Disappointing end for Paul Dunne as Open dream a bridge too far

In the end, it was perhaps one trip too many around the Old Course for Paul Dunne. Call it a Swilcan Bridge too far.

Yet when the disappointment of an anti-climactic final round of The Open at St Andrews fades, there should be much for the unheralded amateur from Ireland to be positive about that can take the 22-year-old into a fulfilling professional career, whenever that day comes.

Dunne, with a fan base enlarged from his loyal starting base of family and friends from Greystones Golf Club, should have much to reflect on what in time will stand for a whole lot more than his closing six-over-par 78.

It sent him scuttling down the leaderboard from his share of a three-way 54-hole lead with Louis Oosthuizen and Jason Day to a tie for 30th that in any other year would be considered a fine effort.

He had begun the day having made history as the first amateur to lead The Open going into the final round since the legendary Bobby Jones in 1927 after three rounds in the 60s, the 66 he signed for on Sunday night going into the record books as the lowest third round by an amateur in the history of the championship, eclipsing the great Joe Carr’s 67 in 1960, also at St Andrews.
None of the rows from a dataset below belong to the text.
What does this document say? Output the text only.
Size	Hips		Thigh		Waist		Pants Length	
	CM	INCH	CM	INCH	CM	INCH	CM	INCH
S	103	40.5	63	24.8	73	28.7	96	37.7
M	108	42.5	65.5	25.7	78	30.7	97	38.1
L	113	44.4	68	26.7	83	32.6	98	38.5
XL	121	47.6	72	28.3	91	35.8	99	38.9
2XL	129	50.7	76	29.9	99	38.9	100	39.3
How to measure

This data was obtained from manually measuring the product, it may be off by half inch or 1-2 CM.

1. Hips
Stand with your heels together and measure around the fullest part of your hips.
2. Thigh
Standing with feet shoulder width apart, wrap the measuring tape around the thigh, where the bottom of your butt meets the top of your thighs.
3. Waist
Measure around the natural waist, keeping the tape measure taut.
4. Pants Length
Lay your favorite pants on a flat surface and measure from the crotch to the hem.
More history beckoned, the chance to be the first amateur to win The Open since Jones’s third Claret Jug in 1930 but Dunne would end the final round without even the Silver Medal for low amateur. His efforts over three rounds had been for nought as the American Jordan Niebrugge passed him out with a closing 70 to finish at 11 under and in a tie for sixth place.

The writing had been on the wall from the off as Dunne, teeing off in the final pairing of the day with fellow leader Oosthuizen, looked, understandably, more edgy than he had all week, as many unpaid or otherwise would feel, to be teeing off last in the final round of an Open at St Andrews.

The Irish amateur pulled his tee shot left onto the wide first fairway laid up with his second and missed a tricky par putt. Bogey. Worse was to follow, his drive at the second veering so far right, he played two provisionals, each of which followed in the same direction.

Dunne eventually found his original ball, lying on a practice putting green and played an excellent shot with no view of the fairway over a gorse bush, scoreboard and past a grandstand to get up close to the green in two. Alas, in vain, the par putt was missed and he was up against it with a second consecutive bogey.

He would reclaim those dropped shots before the turn, going out in level par for the day but fortunes deserted him on the inward nine. A bogey at 10 and 12, then double bogey at 13, before the 17th claimed its final victim in regulation.

Dunne needed par at the last to leapfrog Pádraig Harrington as the leading Irishman, in itself a 40-1 longshot at the start of the week and near unthinkable given that the contingent from these shores featured three major champions and a player in the world’s top 50 rankings.

Yet despite a great tee shot, his approach pitch was overcooked and as he dropped his head in disappointment, his ball flew through the green and into a bank at the back of the hole. Another bogey and an unfitting end to a marvellous week.

“I just never really got settled into the round,” Dunne said. “I got off to a bit of a rough start and didn’t make my score on the front nine and threw away some shots on the back nine.

“Obviously just disappointed now. In the next while when I look back, I’m sure I’ll learn something from it, but for now, just disappointed really sums it up. I’ll look back on it in the next few days and see what I’ll take from it.” What seems certain is that any temptation to turn professional on the spot and forego his now almost certain place on the Great Britain and Ireland Walker Cup team to face the Americans this September has been removed.

Dunne was asked if he had been nervous, to which he replied: “I wasn’t too bad starting. I just hit three wedge shots fat and one thin. I don’t think I’ve done that ever. I don’t know where that came from. It kind of surprised me on the first. After I hit that second shot it kind of rattled me a little bit and I never got settled after that.

“I’ll look back on it and see how I was feeling over different shots, how I handled myself on them and see how I can do that better in the future, so hopefully I can learn from it and improve going forward.” He may not realise it in the cruel shadow of a 78 but for all the tribulations, Dunne has shown enough this past week to make us believe he is more than capable of settling into a long and fruitful career.